Donald Trump’s election victory shows that this is Joe Rogan’s America now

“I’ve had the opportunity to have him on my show more than once – I’ve said no every time. I won’t help him. I am not interested in helping him”. That’s what podcast host Joe Rogan said about marginalized former President Trump in 2022. He couldn’t make it any clearer that he was “not a Trump supporter in any way, shape, or form.”

How times can change. In the two years that followed, Donald Trump would stage the most remarkable political comeback in living memory, soaring past his primary competition and fending off impeachment and assassination attempts to become the successful Republican challenger for the 2024 election.

And Trump knew he needed Rogan. The podcaster, with 15 million subscribers and an A+ list of guests, had warmed to Trump in the interim, even as he maintained the tough but fair assessment of both Republicans and Democrats that brought him widespread popularity. Agnosticism shifted to outright support with an 11th-hour endorsement of Trump on Election Day.

Rogan’s official stamp of approval may have come too late to sway many voters, but his sprawling three-hour interview with the man he argued vehemently against being on the show the week before could surely have surpassed an astonishing 45 million views on YouTube alone.

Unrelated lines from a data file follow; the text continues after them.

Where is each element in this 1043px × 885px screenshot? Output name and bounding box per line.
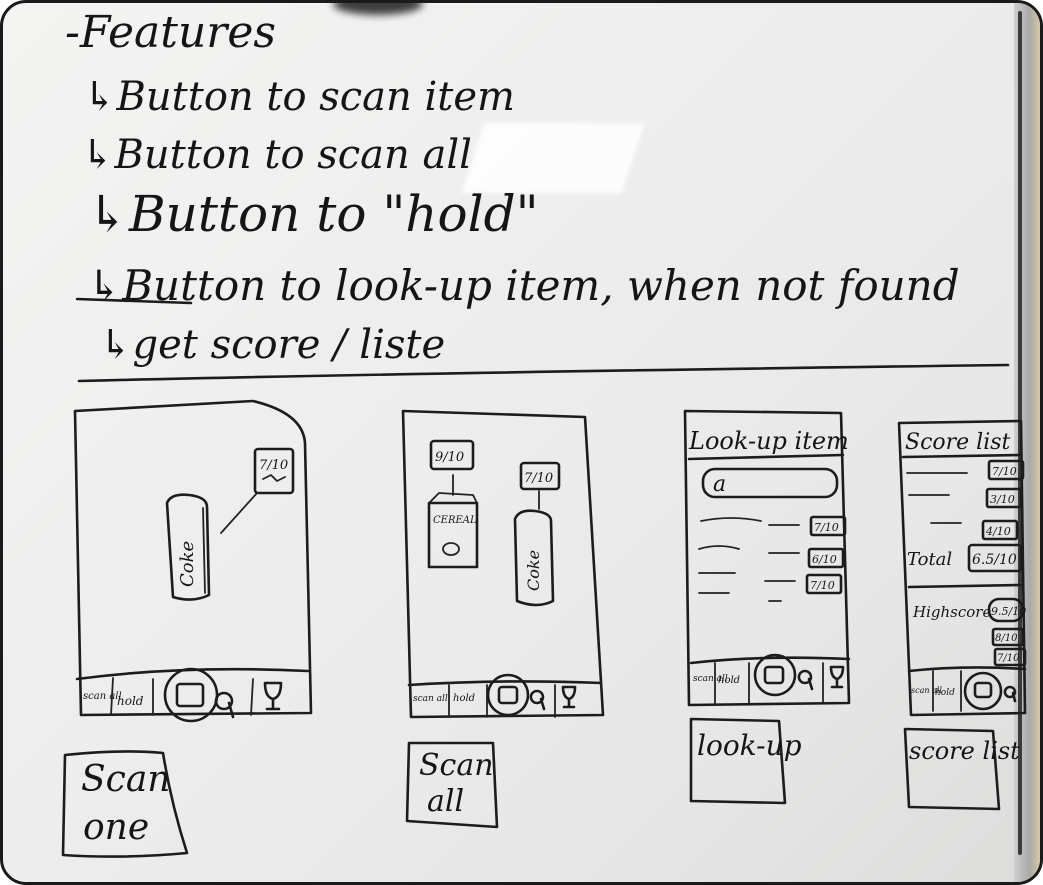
scan-button-circle xyxy=(486,673,530,717)
total-label: Total xyxy=(907,549,952,570)
highscore-item-2: 7/10 xyxy=(997,653,1020,664)
result-score xyxy=(809,515,847,537)
section-divider xyxy=(77,363,1010,383)
tag-left-value: 9/10 xyxy=(435,450,464,465)
scan-frame-icon xyxy=(497,685,519,705)
result-score-3: 7/10 xyxy=(810,579,835,592)
bar-hold-label: hold xyxy=(935,688,955,698)
score-value-box xyxy=(985,487,1023,509)
bar-hold-label: hold xyxy=(117,694,144,708)
score-value-3: 4/10 xyxy=(985,525,1011,538)
coke-can xyxy=(513,509,555,607)
bar-scan-all-label: scan all xyxy=(413,694,448,704)
result-score-2: 6/10 xyxy=(812,553,837,566)
score-value-1: 7/10 xyxy=(992,465,1017,478)
lookup-search-glyph: a xyxy=(713,472,726,497)
result-score-1: 7/10 xyxy=(814,521,839,534)
score-list-title: Score list xyxy=(905,430,1011,455)
result-row xyxy=(698,592,782,602)
caption-scan-all-line2: all xyxy=(427,784,464,819)
caption-box xyxy=(689,717,787,805)
scan-button-circle xyxy=(963,671,1003,711)
trophy-icon xyxy=(263,681,283,711)
caption-box xyxy=(61,750,189,858)
highscore-value: 9.5/10 xyxy=(991,605,1026,618)
trophy-icon xyxy=(829,665,845,689)
total-value-box xyxy=(967,543,1023,573)
mockup-lookup: Look-up item a 7/10 6/10 7/10 scan all h… xyxy=(683,409,851,805)
bar-hold-label: hold xyxy=(453,693,475,704)
bar-scan-all-label: scan all xyxy=(911,686,942,695)
caption-scan-all-line1: Scan xyxy=(419,748,494,783)
result-score xyxy=(805,573,843,595)
search-icon xyxy=(797,669,814,691)
tag-right-value: 7/10 xyxy=(524,471,553,486)
marker-shadow xyxy=(333,3,423,15)
score-value-2: 3/10 xyxy=(990,493,1015,506)
highscore-item-box xyxy=(993,647,1027,667)
highscore-value-box xyxy=(987,597,1025,623)
lookup-title: Look-up item xyxy=(688,427,849,455)
tag-left xyxy=(429,439,475,471)
sketch-drawings: scan all hold Coke 7/10 Scan one s xyxy=(61,297,1027,858)
caption-scan-one-line1: Scan xyxy=(81,759,170,800)
feature-scan-all: ↳Button to scan all xyxy=(81,132,472,178)
mockup-scan-all: scan all hold CEREAL 9/10 Coke 7/10 Scan… xyxy=(401,409,605,829)
highscore-item-box xyxy=(991,627,1025,647)
trophy-icon xyxy=(561,685,577,709)
highscore-item-1: 8/10 xyxy=(995,633,1018,644)
bar-scan-all-label: scan all xyxy=(83,691,122,702)
search-icon xyxy=(1003,685,1017,703)
bar-hold-label: hold xyxy=(718,675,740,686)
mockup-scan-one: scan all hold Coke 7/10 Scan one xyxy=(61,399,313,858)
coke-can-label: Coke xyxy=(524,550,543,591)
result-score xyxy=(807,547,845,569)
scan-button-circle xyxy=(753,653,797,697)
cereal-box-label: CEREAL xyxy=(433,515,477,526)
result-row xyxy=(700,517,800,526)
coke-can-label: Coke xyxy=(177,541,198,587)
caption-lookup: look-up xyxy=(697,729,802,762)
feature-scan-item: ↳Button to scan item xyxy=(83,74,515,120)
features-heading: -Features xyxy=(65,7,276,58)
tag-right xyxy=(519,461,561,491)
scan-frame-icon xyxy=(763,665,785,685)
caption-box xyxy=(903,727,1001,811)
caption-score-list: score list xyxy=(909,737,1020,765)
underline-stroke xyxy=(75,297,193,305)
scan-frame-icon xyxy=(175,682,205,708)
score-tag xyxy=(253,447,295,495)
search-icon xyxy=(214,691,235,719)
score-value-box xyxy=(981,519,1019,541)
scan-frame-icon xyxy=(973,681,993,699)
feature-lookup: ↳Button to look-up item, when not found xyxy=(87,261,960,310)
total-value: 6.5/10 xyxy=(972,552,1017,568)
search-icon xyxy=(529,689,546,711)
bar-scan-all-label: scan all xyxy=(693,674,728,684)
mockup-score-list: Score list 7/10 3/10 4/10 Total 6.5/10 H… xyxy=(897,419,1027,811)
feature-score-list: ↳get score / liste xyxy=(99,322,446,368)
result-row xyxy=(698,545,800,554)
score-tag-value: 7/10 xyxy=(259,458,288,473)
lookup-search-field xyxy=(701,467,839,499)
recycle-icon xyxy=(262,474,286,482)
score-value-box xyxy=(987,459,1025,481)
cereal-box xyxy=(427,501,479,569)
result-row xyxy=(698,572,796,582)
cereal-bowl-icon xyxy=(442,542,460,556)
caption-scan-one-line2: one xyxy=(83,807,149,848)
caption-box xyxy=(405,741,499,829)
feature-hold: ↳Button to "hold" xyxy=(87,185,539,243)
coke-can xyxy=(165,493,211,601)
highscore-label: Highscore xyxy=(912,603,991,621)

That Rogan’s views are of such interest is testament to his continued relevance and popularity. It was strange, then, that Kamala Harris declined the opportunity to appear on the show after Trump, apparently citing scheduling issues, an unwillingness to fly to Austin, Texas, and a desire to keep the interview to an hour—which any Joe Rogan Experience superfan would know is tantamount to sacrilege.

Don’t let Rogan’s final endorsement backfire on him: he expressed his qualified admiration for Harris even while talking to Trump, and he was clearly seriously interested in hearing what she had to say. Rogan has happily hosted Democratic votes before, where he chatted warmly with Senator John Fetterman of Pennsylvania.

Call it hubris. The Harris campaign, aided by Silicon Valley super PAC Future Forward, spent $700 million on high-end advertising. She also heavily used Trump on land game operations with mocking dismissals of Elon Musk’s (admittedly chaotic) contributions.

Rattled by criticism that she avoided the press, she eventually submitted to a few brief TV interviews. A few, highly selective podcast appearances would follow — in retrospect, appearing on “Call Her Daddy” when Hurricane Milton hit North Carolina might have been a bad call — but Rogan was clearly a step too far.

Trump was savvy enough to follow Rogan’s star. Credit goes to Alex Bruesewitz, the young Vance staffer who apparently pushed for Trump to take advantage of alternative media networks.

The Joe Rogan listener is not so unlike the Donald Trump voter: both are skeptical of establishment authority, hate foreign intervention, are virulently anti-woke and — as this morning proved — represent a diverse snapshot of modern American identity. He cannot be dismissed as a “bro” influencer in the same way as the pro-Trump YouTube pranksters Nelk Boys. As the world wakes up to the election results, it’s clear that America is now Rogan country.